The P.A. implored the international community to “take immediate action and deterrent measures to stop the occupation regime and prevent them from continuing to commit further crimes against our people and to harm the holy sites of Islam and Christianity.”

So in case you, as a member of the “international community,” were confused, you are expected to be incensed not by acts of terrorism, such as a 13-year-old girl being stabbed to death, but by Muslims being inconvenienced for a few hours so that the parents of a victim of Arab terrorism could show honor to their daughter without having to worry that Arabs would scream Allah akbar or throw rocks at them, which routinely happens to Jews when visiting the Temple Mount.

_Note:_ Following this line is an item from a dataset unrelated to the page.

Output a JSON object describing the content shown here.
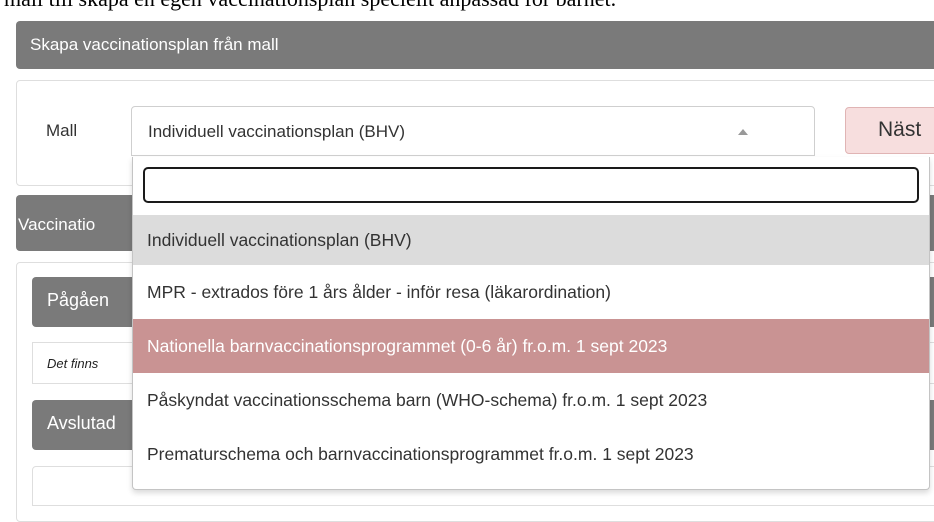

Perhaps I didn’t search long or hard enough, but I couldn’t find evidence of the P.A. condemning the murder of Hallel last year as “an inhuman and immoral act, incompatible with human and moral values.”  Nor did I find examples of Abbas taking deterrent measures to stop his people from committing real crimes against Jews.  What I did find is that the murderer, who was a 17-year-old Arab, was honored by Fatah and by the official P.A. news agency as a shahid (martyr) and that the family of the murderer has been receiving a monthly stipend from the P.A., as all families of “martyrs” do.

I also did not find evidence that the incitement by former Abbas adviser, Sultan Abu Al-Einein, a week before Hallel’s murder was condemned by the P.A. as “inhuman or immoral.”  Abu Al-Einein had said, “Every place you find an Israeli, slit his throat.”

Although Abbas is under pressure to cut off the monthly stipends to Palestinian prisoners, terrorists, and their families, he has, as recently as Sunday, said, “Even if I will have to leave my position, I will not compromise on the rawatib (salary) of a shahid or a prisoner, as I am the president of the entire Palestinian people, including the prisoners, the shahids, the injured, the expelled, and the uprooted.”  He often assures would-be “martyrs” that they will have a place in Paradise.

Perhaps the actions of the Israeli government and police who allowed an uninterrupted memorial on the Temple Mount for a victim of Arab terrorism, rather than placating those who continually support, enable, or call for terrorism against Jews, indicate a movement away from appeasement.  And perhaps Arab leaders, whom the Israeli government are expected to negotiate with and make peace with, will begin to use words such as “inhuman,” “immoral,” and “crimes” to describe Arabs murdering Jews.

The feet of Jews on the Temple Mount have been described by Abbas as “filthy feet.”  But the feet of all of those honoring Hallel on the Temple Mount were anything but filthy, and it is refreshing to see the Israeli government and police show respect to their own people at such a hallowed place.